Several attorneys in the US justice department’s civil rights division have reportedly resigned in protest at a decision not to investigate the fatal shooting of an unarmed US citizen by a federal immigration agent in Minneapolis – while the FBI presses ahead with an inquiry into the victim.
At least four leaders of the division’s criminal investigations section have stepped down, according to MS Now, citing three people it said were briefed about the departures.
It follows a decision by Harmeet Dhillon, the Trump administration-aligned assistant attorney general for civil rights, not to investigate the 7 January killing of Renee Nicole Good by Jonathan Ross, an Immigration and Customs Enforcement (ICE) agent, as would be usual in the case of a shooting by law enforcement.
Separately, the FBI – which seized total control of the investigation after freezing out local officials – is looking into Good’s “possible connections to activist groups”, according to the New York Times. A succession of Trump administration officials, including the president himself, have portrayed Good, without presenting evidence, as a “domestic terrorist” or “paid agitator” – while video of her confrontation with Ross appears to show her trying to steer her vehicle away from him when she was shot three times in the face.
Multiple career prosecutors in Dhillon’s office offered to lead an inquiry into the shooting but were told not to do so, CBS News reported on Friday.
The resignations are the latest in a flow of departures from the civil rights division since Donald Trump began his second term a year earlier. In May, the Guardian reported that more than 250 attorneys had left, been reassigned, or accepted a deferred resignation offer since January, a roughly 70% reduction.
Dhillon, a former Republican official in California, and an election denier who promoted the “big lie” that Trump’s 2020 election defeat was fraudulent, was confirmed by the Senate in April. She worked quickly to realign the division’s priorities away from its longstanding work tackling discrimination and protecting the rights of marginalized groups – and towards Trump’s political goals including exposing voter fraud, which is rare, and focusing on anti-transgender issues.

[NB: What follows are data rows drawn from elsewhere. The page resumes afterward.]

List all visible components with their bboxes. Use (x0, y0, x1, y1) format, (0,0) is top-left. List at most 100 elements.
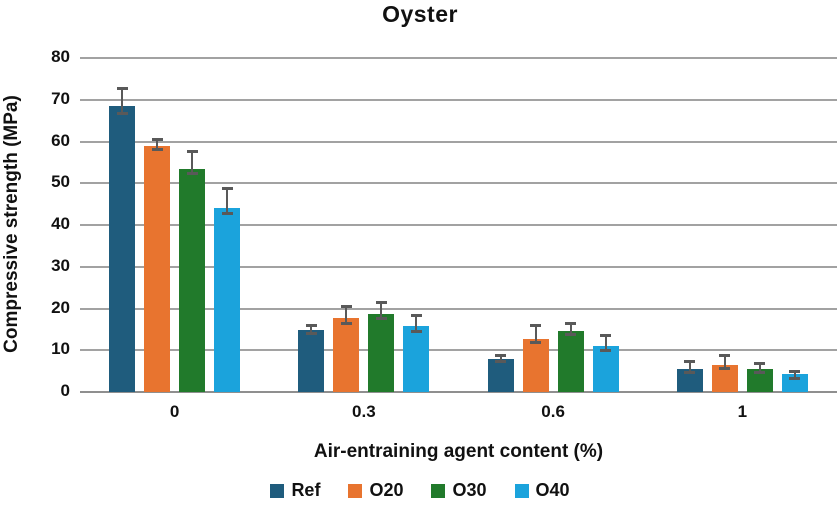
legend-swatch-icon (514, 483, 529, 498)
bar-O30-cat-0.6 (557, 331, 584, 392)
legend-swatch-icon (431, 483, 446, 498)
error-bar-cap-bottom (495, 359, 507, 363)
bar-O40-cat-1 (781, 374, 808, 392)
legend-label: O30 (452, 480, 487, 500)
error-bar-cap-top (719, 353, 731, 357)
bar-O40-cat-0 (214, 208, 241, 392)
error-bar-cap-top (600, 334, 612, 338)
bar-O30-cat-1 (746, 369, 773, 392)
bar-O30-cat-0.3 (368, 313, 395, 392)
y-tick-label: 40 (51, 214, 70, 233)
error-bar-cap-bottom (410, 329, 422, 333)
error-bar-cap-top (530, 324, 542, 328)
y-tick-label: 30 (51, 255, 70, 275)
error-bar (226, 188, 229, 214)
bar-O20-cat-0.6 (522, 338, 549, 392)
gridline (80, 307, 837, 310)
plot-area (80, 57, 837, 393)
error-bar (156, 139, 159, 150)
gridline (80, 265, 837, 268)
y-tick-label: 50 (51, 172, 70, 192)
x-tick-label: 1 (737, 402, 748, 421)
legend-swatch-icon (270, 483, 285, 498)
y-tick-label: 80 (51, 47, 70, 66)
error-bar-cap-top (684, 359, 696, 363)
error-bar (723, 355, 726, 369)
error-bar-cap-bottom (600, 348, 612, 352)
y-tick-label: 70 (51, 88, 70, 108)
error-bar-cap-top (151, 137, 163, 141)
y-tick-label: 0 (60, 381, 70, 400)
error-bar-cap-top (116, 86, 128, 90)
error-bar-cap-bottom (116, 112, 128, 116)
gridline (80, 224, 837, 226)
y-tick-label: 20 (51, 297, 70, 317)
error-bar-cap-top (375, 300, 387, 304)
error-bar-cap-bottom (375, 317, 387, 321)
bar-O30-cat-0 (179, 168, 206, 392)
legend-item-O40: O40 (514, 480, 570, 501)
gridline (80, 349, 837, 352)
gridline (80, 98, 837, 101)
bar-O20-cat-0 (144, 145, 171, 392)
error-bar (758, 363, 761, 373)
error-bar-cap-bottom (565, 333, 577, 337)
gridline (80, 140, 837, 143)
error-bar (191, 151, 194, 174)
bar-Ref-cat-0 (109, 106, 136, 392)
error-bar (569, 323, 572, 335)
legend-item-O20: O20 (348, 480, 403, 501)
y-tick-label: 10 (51, 339, 70, 359)
error-bar-cap-bottom (530, 341, 542, 345)
error-bar-cap-bottom (684, 370, 696, 374)
error-bar-cap-top (754, 361, 766, 365)
legend-label: Ref (291, 480, 321, 500)
legend-item-O30: O30 (431, 480, 487, 501)
gridline (80, 57, 837, 59)
error-bar (793, 371, 796, 379)
bar-Ref-cat-1 (676, 369, 703, 392)
x-tick-label: 0 (169, 402, 180, 421)
error-bar-cap-bottom (789, 376, 801, 380)
bar-Ref-cat-0.3 (298, 330, 325, 392)
legend-swatch-icon (348, 483, 363, 498)
error-bar (534, 325, 537, 343)
error-bar-cap-top (221, 187, 233, 191)
error-bar-cap-bottom (151, 148, 163, 152)
bar-O40-cat-0.3 (403, 326, 430, 392)
error-bar-cap-bottom (340, 321, 352, 325)
legend-label: O40 (535, 480, 570, 500)
x-tick-label: 0.3 (352, 402, 376, 421)
error-bar-cap-top (305, 323, 317, 327)
error-bar (345, 306, 348, 324)
bar-O20-cat-0.3 (333, 317, 360, 392)
error-bar (121, 88, 124, 114)
error-bar-cap-bottom (305, 332, 317, 336)
legend-item-Ref: Ref (270, 480, 320, 501)
bar-Ref-cat-0.6 (487, 359, 514, 392)
error-bar (499, 355, 502, 362)
error-bar-cap-bottom (221, 211, 233, 215)
error-bar (604, 335, 607, 351)
chart-title: Oyster (382, 1, 458, 27)
error-bar-cap-bottom (719, 367, 731, 371)
error-bar-cap-bottom (186, 172, 198, 176)
error-bar-cap-top (340, 305, 352, 309)
legend-label: O20 (369, 480, 404, 500)
error-bar-cap-top (186, 150, 198, 154)
gridline (80, 182, 837, 185)
x-axis-line (80, 391, 837, 393)
x-axis-title: Air-entraining agent content (%) (313, 441, 604, 462)
error-bar (310, 325, 313, 334)
error-bar-cap-bottom (754, 371, 766, 375)
error-bar (688, 361, 691, 373)
error-bar-cap-top (565, 322, 577, 326)
error-bar-cap-top (495, 353, 507, 357)
x-tick-label: 0.6 (541, 402, 565, 421)
bar-O40-cat-0.6 (592, 346, 619, 392)
error-bar-cap-top (789, 369, 801, 373)
error-bar-cap-top (410, 313, 422, 317)
legend: Ref O20 O30 O40 (0, 480, 840, 501)
error-bar (415, 315, 418, 332)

“I don’t think it’s an overstatement to see this as the end of the division as we’ve known it,” a civil rights division attorney told the Guardian at the time.
Subsequently, in September, the online news outlet Notus reported that only two lawyers remained out of 36 at the justice department’s public integrity unit assigned to investigations of corrupt politicians and law enforcement.
“Investigating officials to determine if they broke the law, defied policy, failed to de-escalate, and resorted to deadly force without basis is one of the civil rights division’s most solemn duties,” Kristen Clarke, who led the division in the Biden administration, told MS Now.
“Prosecutors of the civil rights division have, for decades, been the nation’s leading experts in this work.”
The Guardian has contacted the justice department for comment.
The FBI investigation into Good’s alleged links to activist groups protesting ICE activities in Minneapolis and elsewhere, meanwhile, aligns with White House messaging seeking to blame the victim for her death and absolve the ICE agent of responsibility.
In the days since Good’s killing, numerous Trump administration officials, including homeland security secretary Kristi Noem, have repeatedly alleged without evidence that she was engaging in domestic terrorism – and that Ross was forced to shoot to save his own life and the lives of others. Good, Noem said, had been “stalking” officers.
JD Vance, the vice-president, repeated the claims in an angry rant during a White House press briefing on Thursday, alleging Good was part of a “broader leftwing network” working tirelessly and using “domestic terror techniques” to stop the Trump administration from enforcing immigration laws. He offered no evidence to back up his claim.
Meanwhile, on Tuesday, Trump published a post on his Truth Social platform asking: “Do the people of Minnesota really want to live in a community where there are thousands of … deadly criminals too dangerous to even mention.”
Family members say Good, a mother of three children, had just dropped her six-year-old son off at school. And video shows her waving ICE vehicles past her car despite the insistence of Vance and others that she was deliberately blocking traffic and “impeding” their work.
“This is classic terrorism,” Vance said.
Officials in Minneapolis have contradicted the administration’s assertions and condemned its rush to judgment before an investigation had taken place.
“They’re calling the victim a domestic terrorist. They’re calling the actions of the agent involved as some form of defensive posture. We know that they’ve already determined much of the investigation,” the city’s mayor, Jacob Frey, said in a press conference on Friday.